TEKNIK BERCERITA UNTUK
ANAK USIA DINI
Ada suatu ungkapan ”Seorang Guru yang tidak bisa
bercerita, ibarat orang yang hidup tanpa kepala”. Betapa tidak, bagi para
pengasuh anak-anak (guru, tutor) keahian bercerita merupakan salah satu
kemampuan yang wajib dikuasai. Melalui metode bercerita inilah para pengasuh
mampu menularkan pengetahuan dan menanamkan nilai budi pekerti luhur secara
efektif, dan anak-anak menerimanya dengan senang hati. Pada saat ini begitu
banyak cerita yang tersebar, namun masih jarang tulisan dari para praktisi ahli
cerita, yang mampu mengarahkan secara khusus untuk ditujukan kepada anak-anak
usia dini, sehingga penceritaan yang disampaikan kurang mengena. Apalagi model
cerita yang secara khusus didasarkan pada material kurikulum pengajaran di
TPA/KB/RA/BA/TK yang berlaku. Padahal panduan praktis semacam ini sangat
dibutuhkan oleh tenaga pendidik di seluruh Nusantara.
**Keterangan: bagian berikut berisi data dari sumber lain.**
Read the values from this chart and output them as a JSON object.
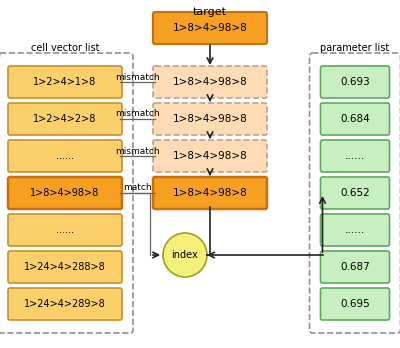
{
  "title": "target",
  "target_label": "1>8>4>98>8",
  "cell_vector_list_label": "cell vector list",
  "parameter_list_label": "parameter list",
  "cell_vectors": [
    "1>2>4>1>8",
    "1>2>4>2>8",
    "......",
    "1>8>4>98>8",
    "......",
    "1>24>4>288>8",
    "1>24>4>289>8"
  ],
  "middle_boxes": [
    "1>8>4>98>8",
    "1>8>4>98>8",
    "1>8>4>98>8",
    "1>8>4>98>8"
  ],
  "parameters": [
    "0.693",
    "0.684",
    "......",
    "0.652",
    "......",
    "0.687",
    "0.695"
  ],
  "match_labels": [
    "mismatch",
    "mismatch",
    "mismatch",
    "match"
  ],
  "index_label": "index",
  "orange_solid_face": "#F5A020",
  "orange_solid_edge": "#C87010",
  "orange_light_face": "#FBCF6A",
  "orange_light_edge": "#C89030",
  "orange_dashed_face": "#FDDCB5",
  "orange_dashed_edge": "#C0A090",
  "green_face": "#C8EFC0",
  "green_edge": "#60A860",
  "yellow_index_face": "#F5F07A",
  "yellow_index_edge": "#A0A020",
  "dashed_outer_color": "#909090",
  "arrow_color": "#222222",
  "line_color": "#666666",
  "bg_color": "#FFFFFF"
}
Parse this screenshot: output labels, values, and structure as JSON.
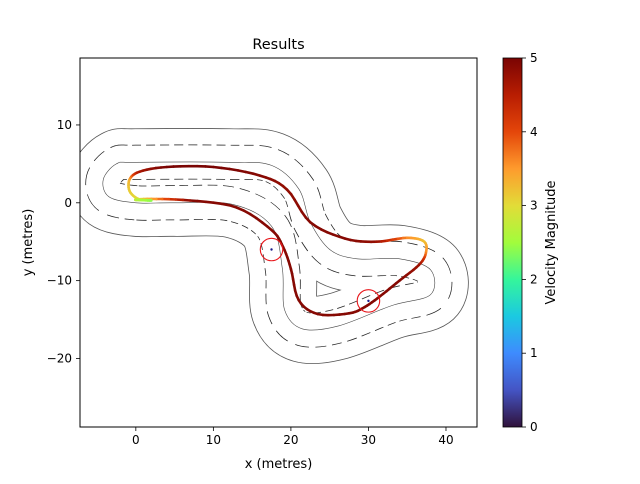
{
  "chart_data": {
    "type": "line",
    "title": "Results",
    "xlabel": "x (metres)",
    "ylabel": "y (metres)",
    "xlim": [
      -7.2,
      44.0
    ],
    "ylim": [
      -28.8,
      18.6
    ],
    "xticks": [
      0,
      10,
      20,
      30,
      40
    ],
    "yticks": [
      10,
      0,
      -10,
      -20
    ],
    "xtick_labels": [
      "0",
      "10",
      "20",
      "30",
      "40"
    ],
    "ytick_labels": [
      "10",
      "0",
      "−10",
      "−20"
    ],
    "grid": false,
    "colorbar": {
      "label": "Velocity Magnitude",
      "range": [
        0,
        5
      ],
      "ticks": [
        0,
        1,
        2,
        3,
        4,
        5
      ],
      "tick_labels": [
        "0",
        "1",
        "2",
        "3",
        "4",
        "5"
      ],
      "colormap": "turbo"
    },
    "track": {
      "centerline": [
        [
          0,
          0
        ],
        [
          -3.5,
          0.8
        ],
        [
          -4.2,
          3
        ],
        [
          -2.5,
          5
        ],
        [
          0,
          5.2
        ],
        [
          12,
          5.2
        ],
        [
          17.5,
          4.8
        ],
        [
          21,
          1.8
        ],
        [
          22.5,
          -2.5
        ],
        [
          25,
          -6
        ],
        [
          28.5,
          -7.2
        ],
        [
          34,
          -7.2
        ],
        [
          38,
          -8.6
        ],
        [
          38,
          -11.8
        ],
        [
          33,
          -13.2
        ],
        [
          26.2,
          -15.8
        ],
        [
          21.5,
          -16.2
        ],
        [
          19.2,
          -13.8
        ],
        [
          18.9,
          -8.5
        ],
        [
          17.5,
          -3
        ],
        [
          12.5,
          -0.2
        ],
        [
          5,
          0
        ],
        [
          0,
          0
        ]
      ],
      "half_width": 2.2,
      "outer_offset": 4.3
    },
    "series": [
      {
        "x": [
          2,
          0.3,
          -0.8,
          -0.8,
          0.5,
          4,
          10,
          16,
          19.5,
          22.5,
          27,
          31,
          35,
          37.2,
          37.4,
          36.5,
          34,
          31.5,
          29.5,
          27.5,
          23.5,
          21,
          20,
          19,
          17.5,
          13,
          7,
          2,
          0,
          0.5,
          2
        ],
        "y": [
          0.3,
          0.5,
          1.5,
          3,
          4,
          4.6,
          4.6,
          3.5,
          1.7,
          -2.5,
          -4.6,
          -5,
          -4.5,
          -5,
          -6.5,
          -8,
          -10,
          -12,
          -13.4,
          -14.2,
          -14.3,
          -12.5,
          -8.5,
          -5.7,
          -3.5,
          -0.6,
          0.3,
          0.5,
          0.4,
          0.35,
          0.3
        ],
        "v": [
          2.2,
          3.0,
          3.1,
          3.3,
          4.6,
          5,
          5,
          4.9,
          4.8,
          4.9,
          4.9,
          4.8,
          3.6,
          3.2,
          3.6,
          4.7,
          4.9,
          4.9,
          4.9,
          4.9,
          4.9,
          4.9,
          4.9,
          4.9,
          4.9,
          4.9,
          4.9,
          3.4,
          2.8,
          2.6,
          2.4
        ]
      }
    ],
    "obstacles": [
      {
        "x": 17.5,
        "y": -6.0,
        "r": 1.45
      },
      {
        "x": 30.0,
        "y": -12.6,
        "r": 1.45
      }
    ]
  }
}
Pada umumnya mereka masih
terbatas pengetahuannya tentang metode bercerita. Tulisan ini kami susun dengan
maksud agar menjadi salah satu bahan pengayaan ketrampilan mendidik anak, bagi
para pendidik anak usia dini dalam kegiatan kepengasuhan yang mereka lakukan .
PENDAHULUAN
konon, Di Inggris pernah diadakan penyebaran angket kepada
orang-orang dewasa. Kepada mereka ditanyakan pada saat apa mereka benar-benar
merasa bahagia di masa kanak-kanak dulu. Jawaban mereka : “Pada saat orang tua
mereka membacakan buku atau Cerita” Apabila pertanyaan yang sama diajukan
kepada orang-orang dewasa di Indonesia, kiranya jawaban tak akan jauh berbeda.
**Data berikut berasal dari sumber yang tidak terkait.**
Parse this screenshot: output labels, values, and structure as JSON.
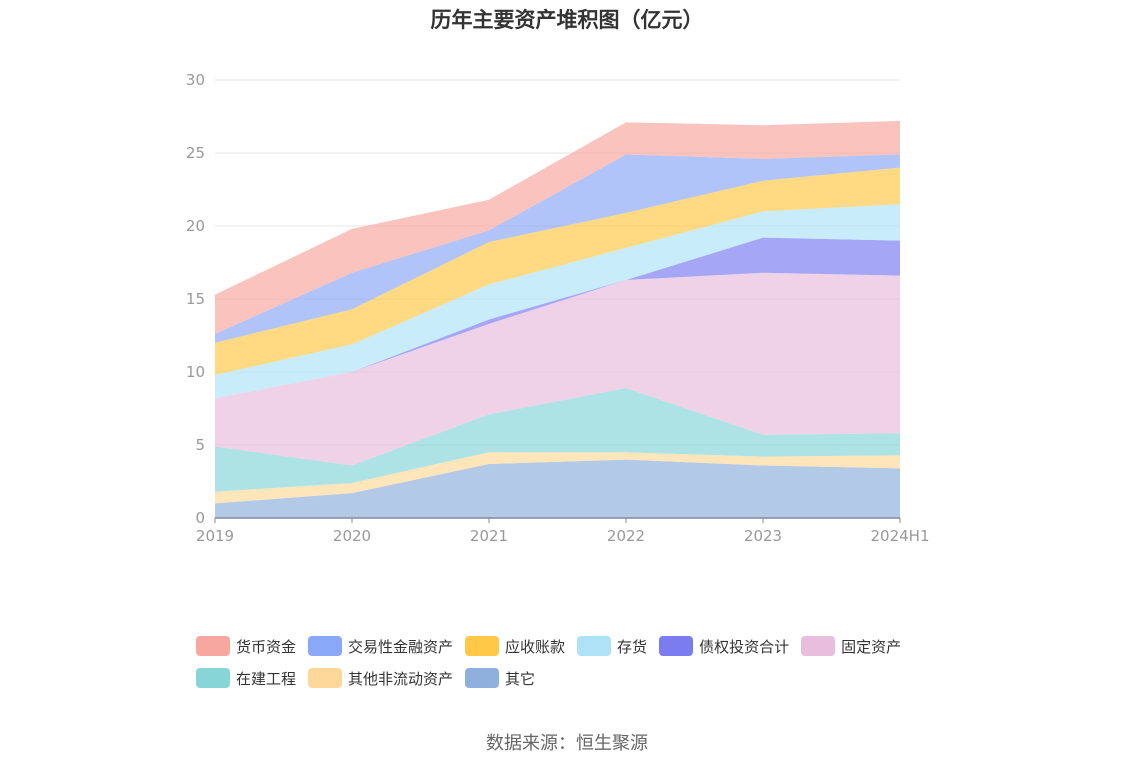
{
  "chart_data": {
    "type": "area",
    "stacked": true,
    "title": "历年主要资产堆积图（亿元）",
    "categories": [
      "2019",
      "2020",
      "2021",
      "2022",
      "2023",
      "2024H1"
    ],
    "ylim": [
      0,
      30
    ],
    "yticks": [
      0,
      5,
      10,
      15,
      20,
      25,
      30
    ],
    "grid": true,
    "legend_position": "bottom",
    "series": [
      {
        "name": "其它",
        "color": "#8fb0dd",
        "values": [
          1.0,
          1.7,
          3.7,
          4.0,
          3.6,
          3.4
        ]
      },
      {
        "name": "其他非流动资产",
        "color": "#fdd89a",
        "values": [
          0.8,
          0.7,
          0.8,
          0.5,
          0.6,
          0.9
        ]
      },
      {
        "name": "在建工程",
        "color": "#88d5d8",
        "values": [
          3.1,
          1.2,
          2.6,
          4.4,
          1.5,
          1.5
        ]
      },
      {
        "name": "固定资产",
        "color": "#e8bddd",
        "values": [
          3.3,
          6.4,
          6.2,
          7.4,
          11.1,
          10.8
        ]
      },
      {
        "name": "债权投资合计",
        "color": "#7a7cf0",
        "values": [
          0.0,
          0.0,
          0.3,
          0.0,
          2.4,
          2.4
        ]
      },
      {
        "name": "存货",
        "color": "#aee3f7",
        "values": [
          1.6,
          1.9,
          2.4,
          2.2,
          1.8,
          2.5
        ]
      },
      {
        "name": "应收账款",
        "color": "#ffc847",
        "values": [
          2.2,
          2.4,
          2.9,
          2.4,
          2.1,
          2.5
        ]
      },
      {
        "name": "交易性金融资产",
        "color": "#8aa8f8",
        "values": [
          0.6,
          2.5,
          0.8,
          4.0,
          1.5,
          0.9
        ]
      },
      {
        "name": "货币资金",
        "color": "#f8a79e",
        "values": [
          2.7,
          3.0,
          2.1,
          2.2,
          2.3,
          2.3
        ]
      }
    ]
  },
  "legend_rows": [
    [
      {
        "label": "货币资金",
        "color": "#f8a79e"
      },
      {
        "label": "交易性金融资产",
        "color": "#8aa8f8"
      },
      {
        "label": "应收账款",
        "color": "#ffc847"
      },
      {
        "label": "存货",
        "color": "#aee3f7"
      },
      {
        "label": "债权投资合计",
        "color": "#7a7cf0"
      },
      {
        "label": "固定资产",
        "color": "#e8bddd"
      }
    ],
    [
      {
        "label": "在建工程",
        "color": "#88d5d8"
      },
      {
        "label": "其他非流动资产",
        "color": "#fdd89a"
      },
      {
        "label": "其它",
        "color": "#8fb0dd"
      }
    ]
  ],
  "source": "数据来源：恒生聚源"
}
Bahkan, khusus mengenai cerita, sampai orang dewasapun masih tetap
menggemarinya. Tengoklah obrolan kita juga akan semakin ‘renyah’ bila kita
saling bercerita dengan penuh semangat. Cerita memang ‘gurih’. Semua orang tak
pandang usia, menyukainya. Bercerita adalah metode komunikasi universal yang
sangat berpengaruh kepada jiwa manusia. Bahkan dalam teks kitab sucipun banyak
berisi cerita-cerita. Tuhan mendidik jiwa manusia menuju keimanan dan
kebersihan rohani, dengan mengajak manusia berfikir dan merenung, menghayati
dan meresapi pesan-pesan moral yang terdapat dalam kitab suci, Beliau
mengetahui akan jiwa manusia, mengetuk hati manusia antara lain dengan
cerita-cerita. Karena metode ini sangat efektif untuk mempengaruhi jiwa
anak-anak.
Mengapa metode cerita ini efektif ? jawabannya tidak sulit.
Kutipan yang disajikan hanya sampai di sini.